Been thinking about the Libella lately…the ancient leveling tool. Would it be as accurate as today’s laser levels? No, probably not. The precision of the laser would far surpass that of a bundle of sticks and a plumb line. But would it always give you the result you wanted? Theoretically, at least, only if you were building on a plane surface. If you were leveling a very long structure—say an aqueduct, the laser would give you a perfectly straight line—but it wouldn’t follow the curve of the earth. Posts erected square to the level line of the laser would be parallel, but they wouldn’t be plumb. The libella has this factor built in simply because they always index to plumb—the plumb line always points directly at the center of the earth–straight and parallel aren’t what you are actually looking for.

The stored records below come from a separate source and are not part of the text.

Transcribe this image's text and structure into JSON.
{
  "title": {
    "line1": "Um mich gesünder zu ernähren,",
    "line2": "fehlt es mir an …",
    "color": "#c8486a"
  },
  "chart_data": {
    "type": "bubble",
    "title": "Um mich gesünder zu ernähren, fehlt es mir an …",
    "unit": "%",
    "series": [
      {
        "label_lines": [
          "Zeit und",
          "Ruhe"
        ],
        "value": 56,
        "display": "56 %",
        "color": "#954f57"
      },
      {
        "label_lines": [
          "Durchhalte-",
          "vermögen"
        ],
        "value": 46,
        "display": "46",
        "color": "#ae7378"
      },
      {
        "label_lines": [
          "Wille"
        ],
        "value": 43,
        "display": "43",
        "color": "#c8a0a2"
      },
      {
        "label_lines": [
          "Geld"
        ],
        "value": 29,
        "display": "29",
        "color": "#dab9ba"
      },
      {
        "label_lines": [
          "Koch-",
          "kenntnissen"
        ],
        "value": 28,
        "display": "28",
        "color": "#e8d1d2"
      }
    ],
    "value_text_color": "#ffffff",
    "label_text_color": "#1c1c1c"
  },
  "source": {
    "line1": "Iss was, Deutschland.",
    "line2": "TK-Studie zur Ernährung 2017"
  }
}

3 thoughts on “Libella vs. Laser”
blazgrapar
There is an optical leveling device, a survey device, which is somewhat a crossover between libella and laser. It is an optical device, which self-levels the lens with a marker so that the marker always projects the imaginary plumb line (horizon).
With this device you can transfer a line from one spot to the other. Similarly like laser does.

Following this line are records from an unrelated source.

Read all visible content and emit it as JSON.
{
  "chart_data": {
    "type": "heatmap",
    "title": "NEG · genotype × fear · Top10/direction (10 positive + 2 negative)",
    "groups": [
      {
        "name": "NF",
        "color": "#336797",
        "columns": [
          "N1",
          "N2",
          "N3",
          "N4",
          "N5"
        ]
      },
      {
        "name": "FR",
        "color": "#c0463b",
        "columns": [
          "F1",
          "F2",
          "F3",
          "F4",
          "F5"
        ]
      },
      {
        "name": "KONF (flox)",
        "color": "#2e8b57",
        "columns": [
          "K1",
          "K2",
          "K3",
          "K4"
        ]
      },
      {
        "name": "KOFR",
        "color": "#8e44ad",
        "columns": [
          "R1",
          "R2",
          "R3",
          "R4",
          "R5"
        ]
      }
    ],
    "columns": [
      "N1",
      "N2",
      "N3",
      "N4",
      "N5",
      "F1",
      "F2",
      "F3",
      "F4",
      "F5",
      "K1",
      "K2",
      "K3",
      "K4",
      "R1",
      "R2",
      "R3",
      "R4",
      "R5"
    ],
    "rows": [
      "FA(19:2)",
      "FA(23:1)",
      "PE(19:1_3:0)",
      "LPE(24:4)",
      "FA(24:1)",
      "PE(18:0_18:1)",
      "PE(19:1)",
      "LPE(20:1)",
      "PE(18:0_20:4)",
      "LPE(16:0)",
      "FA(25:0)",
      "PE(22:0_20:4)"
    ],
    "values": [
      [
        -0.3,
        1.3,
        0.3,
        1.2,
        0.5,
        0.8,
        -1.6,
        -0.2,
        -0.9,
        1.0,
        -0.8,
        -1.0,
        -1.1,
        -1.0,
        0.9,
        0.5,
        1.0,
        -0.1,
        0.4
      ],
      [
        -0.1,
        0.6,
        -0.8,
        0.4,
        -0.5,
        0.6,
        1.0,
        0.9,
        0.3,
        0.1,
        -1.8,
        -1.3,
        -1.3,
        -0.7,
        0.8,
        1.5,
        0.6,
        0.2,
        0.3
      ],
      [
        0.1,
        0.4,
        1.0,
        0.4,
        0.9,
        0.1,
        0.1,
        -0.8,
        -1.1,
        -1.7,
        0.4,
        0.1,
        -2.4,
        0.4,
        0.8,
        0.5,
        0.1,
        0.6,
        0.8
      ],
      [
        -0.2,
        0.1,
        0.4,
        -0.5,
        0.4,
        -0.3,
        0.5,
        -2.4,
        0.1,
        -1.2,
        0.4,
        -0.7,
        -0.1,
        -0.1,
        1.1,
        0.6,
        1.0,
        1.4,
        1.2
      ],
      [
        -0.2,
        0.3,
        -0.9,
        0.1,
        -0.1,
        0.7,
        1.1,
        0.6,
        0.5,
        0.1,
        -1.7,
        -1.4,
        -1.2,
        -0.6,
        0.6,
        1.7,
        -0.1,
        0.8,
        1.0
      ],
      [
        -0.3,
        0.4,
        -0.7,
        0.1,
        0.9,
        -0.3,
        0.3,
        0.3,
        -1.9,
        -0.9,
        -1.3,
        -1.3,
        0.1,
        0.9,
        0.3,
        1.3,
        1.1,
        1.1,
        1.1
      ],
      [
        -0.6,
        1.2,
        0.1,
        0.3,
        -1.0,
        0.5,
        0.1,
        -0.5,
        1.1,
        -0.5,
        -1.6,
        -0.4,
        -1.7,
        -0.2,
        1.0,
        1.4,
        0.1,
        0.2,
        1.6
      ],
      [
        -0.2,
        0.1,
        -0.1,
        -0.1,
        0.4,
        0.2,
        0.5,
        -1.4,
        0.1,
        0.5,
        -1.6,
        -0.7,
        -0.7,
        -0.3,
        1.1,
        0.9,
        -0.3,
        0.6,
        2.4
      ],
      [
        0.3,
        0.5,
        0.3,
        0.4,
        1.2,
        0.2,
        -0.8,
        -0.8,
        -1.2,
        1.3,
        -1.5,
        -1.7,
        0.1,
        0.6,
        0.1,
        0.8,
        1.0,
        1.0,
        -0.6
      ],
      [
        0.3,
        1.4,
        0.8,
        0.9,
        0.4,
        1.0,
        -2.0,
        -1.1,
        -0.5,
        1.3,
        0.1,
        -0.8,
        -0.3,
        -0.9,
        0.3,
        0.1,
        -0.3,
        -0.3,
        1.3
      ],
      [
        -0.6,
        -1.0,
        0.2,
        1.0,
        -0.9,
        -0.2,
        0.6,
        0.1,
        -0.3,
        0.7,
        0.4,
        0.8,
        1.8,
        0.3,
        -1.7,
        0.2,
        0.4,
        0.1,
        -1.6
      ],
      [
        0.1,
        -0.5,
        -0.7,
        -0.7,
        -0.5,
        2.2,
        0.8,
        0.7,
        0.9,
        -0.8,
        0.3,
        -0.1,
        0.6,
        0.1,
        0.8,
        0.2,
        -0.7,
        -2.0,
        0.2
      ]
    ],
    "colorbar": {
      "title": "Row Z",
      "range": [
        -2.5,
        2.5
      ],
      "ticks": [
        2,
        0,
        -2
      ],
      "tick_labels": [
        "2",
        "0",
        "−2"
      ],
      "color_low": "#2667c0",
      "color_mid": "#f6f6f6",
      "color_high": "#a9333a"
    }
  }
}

Your assumption that laser doesn’t follow earths curve is wrong. If you put it between two objects that you want to align in the same level then, curve of earth is non-relevant. And this is how they transferred levels in a recent history with theodolite.

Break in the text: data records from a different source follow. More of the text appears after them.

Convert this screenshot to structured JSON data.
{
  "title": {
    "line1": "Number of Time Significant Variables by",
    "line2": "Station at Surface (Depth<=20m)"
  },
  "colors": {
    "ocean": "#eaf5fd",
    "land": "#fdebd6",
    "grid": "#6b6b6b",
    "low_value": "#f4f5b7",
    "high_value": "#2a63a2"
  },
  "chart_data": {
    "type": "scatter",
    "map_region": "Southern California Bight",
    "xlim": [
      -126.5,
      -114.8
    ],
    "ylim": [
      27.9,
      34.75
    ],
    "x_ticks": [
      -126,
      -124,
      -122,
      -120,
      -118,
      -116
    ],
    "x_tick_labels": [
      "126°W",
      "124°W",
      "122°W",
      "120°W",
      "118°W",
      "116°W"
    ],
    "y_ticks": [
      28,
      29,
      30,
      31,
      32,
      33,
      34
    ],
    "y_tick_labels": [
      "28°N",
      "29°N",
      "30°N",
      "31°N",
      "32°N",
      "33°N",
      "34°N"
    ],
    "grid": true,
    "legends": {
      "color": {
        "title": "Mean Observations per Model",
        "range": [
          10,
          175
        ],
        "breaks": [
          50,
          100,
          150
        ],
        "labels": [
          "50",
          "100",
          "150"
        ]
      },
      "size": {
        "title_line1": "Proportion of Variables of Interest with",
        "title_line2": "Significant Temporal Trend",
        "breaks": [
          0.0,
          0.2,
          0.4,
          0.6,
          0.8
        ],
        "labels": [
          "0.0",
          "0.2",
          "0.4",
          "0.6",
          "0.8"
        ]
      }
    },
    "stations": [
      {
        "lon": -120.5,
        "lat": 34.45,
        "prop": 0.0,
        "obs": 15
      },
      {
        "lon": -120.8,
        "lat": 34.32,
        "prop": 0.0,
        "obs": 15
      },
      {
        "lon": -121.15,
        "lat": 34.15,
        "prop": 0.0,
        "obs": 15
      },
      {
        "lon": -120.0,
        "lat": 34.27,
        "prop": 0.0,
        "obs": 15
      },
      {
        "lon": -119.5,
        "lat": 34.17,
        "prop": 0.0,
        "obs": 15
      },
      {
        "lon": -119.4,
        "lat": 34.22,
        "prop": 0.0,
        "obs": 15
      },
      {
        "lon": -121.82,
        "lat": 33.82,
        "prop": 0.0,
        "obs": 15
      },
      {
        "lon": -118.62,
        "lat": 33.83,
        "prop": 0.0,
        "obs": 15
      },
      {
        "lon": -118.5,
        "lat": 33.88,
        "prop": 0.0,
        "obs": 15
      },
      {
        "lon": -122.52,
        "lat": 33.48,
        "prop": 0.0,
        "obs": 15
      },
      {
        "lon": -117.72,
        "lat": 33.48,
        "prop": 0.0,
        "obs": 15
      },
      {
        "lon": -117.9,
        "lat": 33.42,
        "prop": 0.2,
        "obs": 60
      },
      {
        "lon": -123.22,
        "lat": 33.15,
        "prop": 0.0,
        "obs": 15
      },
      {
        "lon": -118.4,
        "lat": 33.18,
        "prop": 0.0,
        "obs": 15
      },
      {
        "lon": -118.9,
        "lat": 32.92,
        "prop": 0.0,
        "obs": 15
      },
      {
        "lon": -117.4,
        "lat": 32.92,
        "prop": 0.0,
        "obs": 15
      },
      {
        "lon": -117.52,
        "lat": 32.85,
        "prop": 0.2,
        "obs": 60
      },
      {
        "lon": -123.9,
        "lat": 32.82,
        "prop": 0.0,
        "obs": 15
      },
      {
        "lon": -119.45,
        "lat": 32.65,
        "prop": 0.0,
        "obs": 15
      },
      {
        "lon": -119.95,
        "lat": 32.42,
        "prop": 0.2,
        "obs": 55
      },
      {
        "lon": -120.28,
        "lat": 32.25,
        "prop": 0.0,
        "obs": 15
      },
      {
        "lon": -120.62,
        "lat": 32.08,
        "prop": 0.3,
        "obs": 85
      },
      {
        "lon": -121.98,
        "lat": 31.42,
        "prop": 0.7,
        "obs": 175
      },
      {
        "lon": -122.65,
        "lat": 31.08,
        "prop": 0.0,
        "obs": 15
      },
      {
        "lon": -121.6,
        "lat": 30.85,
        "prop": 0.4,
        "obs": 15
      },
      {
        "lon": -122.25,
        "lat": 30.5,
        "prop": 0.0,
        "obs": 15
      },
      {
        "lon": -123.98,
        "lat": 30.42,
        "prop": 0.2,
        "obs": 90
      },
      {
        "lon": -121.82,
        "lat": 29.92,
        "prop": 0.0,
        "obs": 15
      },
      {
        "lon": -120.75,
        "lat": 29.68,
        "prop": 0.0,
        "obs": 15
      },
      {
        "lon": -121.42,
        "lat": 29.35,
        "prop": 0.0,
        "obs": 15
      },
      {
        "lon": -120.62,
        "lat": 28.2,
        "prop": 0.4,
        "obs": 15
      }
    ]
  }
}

Here in Europe they made a comparison in the measurement of height that was made for the railroad from Trieste to Vienna which is cca 350 km (218 miles). The difference of measurement with optical level and modern GPS was cca 1 mm (less than 16th of an inch) .
Maybe some facts here are not exact but should be in the ballpark.
lessoiko
How about libella vs. bubble level?
Jim Tolpin
What I’m pointing out here is that sight lines (including laser lines) are straight; level lines generated by water and instruments like the libella that reference to a plumb line are not…water follows the curve of the earth; plumb lines are non-parallel but follow radii lines to the center of the earth.